All images were obtained using a 3 T scanner with typical acquisition parameters for T1-weighted (TR = 487 ms, TE = 16 ms, 5 mm slice thickness), T2-weighted (TR = 3670 ms, TE = 93 ms, 5 mm slice thickness), and diffusion-weighted (TR = 4100 ms, TE = 95 ms, 4 mm slice thickness) sequences. Diffusion-weighted images were acquired over 64 distinct gradient directions at a b-value of 1000mm/s2 with 3 repeat acquisitions which were averaged to maximize the signal-to-noise ratio.
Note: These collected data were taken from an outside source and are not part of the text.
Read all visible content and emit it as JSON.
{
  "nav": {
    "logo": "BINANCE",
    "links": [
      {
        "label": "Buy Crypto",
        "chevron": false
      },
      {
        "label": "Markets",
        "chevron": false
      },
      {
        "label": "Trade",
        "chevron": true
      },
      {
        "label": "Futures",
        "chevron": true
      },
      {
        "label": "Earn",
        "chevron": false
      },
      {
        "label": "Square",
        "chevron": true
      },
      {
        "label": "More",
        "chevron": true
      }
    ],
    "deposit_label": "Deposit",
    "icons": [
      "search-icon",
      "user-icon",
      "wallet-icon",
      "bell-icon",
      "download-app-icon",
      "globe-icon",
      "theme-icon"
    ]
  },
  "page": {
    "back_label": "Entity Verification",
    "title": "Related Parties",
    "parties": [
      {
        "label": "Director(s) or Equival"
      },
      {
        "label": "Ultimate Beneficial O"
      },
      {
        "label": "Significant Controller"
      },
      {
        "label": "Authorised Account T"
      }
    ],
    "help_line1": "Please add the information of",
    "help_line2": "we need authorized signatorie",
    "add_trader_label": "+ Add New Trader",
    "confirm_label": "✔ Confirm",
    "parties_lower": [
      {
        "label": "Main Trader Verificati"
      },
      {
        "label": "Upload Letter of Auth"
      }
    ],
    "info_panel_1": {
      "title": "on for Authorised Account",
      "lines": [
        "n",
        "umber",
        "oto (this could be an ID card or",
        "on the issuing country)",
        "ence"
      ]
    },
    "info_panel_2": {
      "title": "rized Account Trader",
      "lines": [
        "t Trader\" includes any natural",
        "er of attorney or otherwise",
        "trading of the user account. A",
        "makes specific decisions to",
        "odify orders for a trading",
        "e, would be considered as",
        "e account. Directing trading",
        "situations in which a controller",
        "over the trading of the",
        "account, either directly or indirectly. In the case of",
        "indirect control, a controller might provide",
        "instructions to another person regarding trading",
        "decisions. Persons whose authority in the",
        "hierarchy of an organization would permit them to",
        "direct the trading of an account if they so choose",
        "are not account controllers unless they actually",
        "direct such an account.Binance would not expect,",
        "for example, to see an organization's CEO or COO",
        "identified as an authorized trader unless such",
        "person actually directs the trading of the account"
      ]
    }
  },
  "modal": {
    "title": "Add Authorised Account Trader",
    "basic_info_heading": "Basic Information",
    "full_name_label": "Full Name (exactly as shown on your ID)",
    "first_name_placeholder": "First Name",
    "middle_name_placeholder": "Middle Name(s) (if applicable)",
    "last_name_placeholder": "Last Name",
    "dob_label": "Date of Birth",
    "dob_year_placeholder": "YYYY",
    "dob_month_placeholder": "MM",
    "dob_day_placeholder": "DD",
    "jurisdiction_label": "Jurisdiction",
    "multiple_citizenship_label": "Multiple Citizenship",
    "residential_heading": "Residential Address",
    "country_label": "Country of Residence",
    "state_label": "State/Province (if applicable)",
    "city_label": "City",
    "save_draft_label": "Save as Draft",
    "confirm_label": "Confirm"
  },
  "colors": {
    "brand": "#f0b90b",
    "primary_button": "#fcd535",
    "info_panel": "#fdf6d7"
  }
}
Following correction for eddy current distortions and head motion, diffusion tensors were estimated from diffusion-weighted MR images using the Diffusion Imaging Reconstruction and Analysis Collection (Laboratory of Neuro Imaging, Los Angeles) [22]. Modeling of tumor progression was performed using custom implementations written in MATLAB®; (MathWorks®;, Natick). Equation 3 was solved using a finite difference scheme with a small discretization timestep (Δ
t=1day) to maintain numerical stability. Registration was performed using the FNIRT utility from FSL (Centre for Functional MRI of the Brain, Oxford) [23].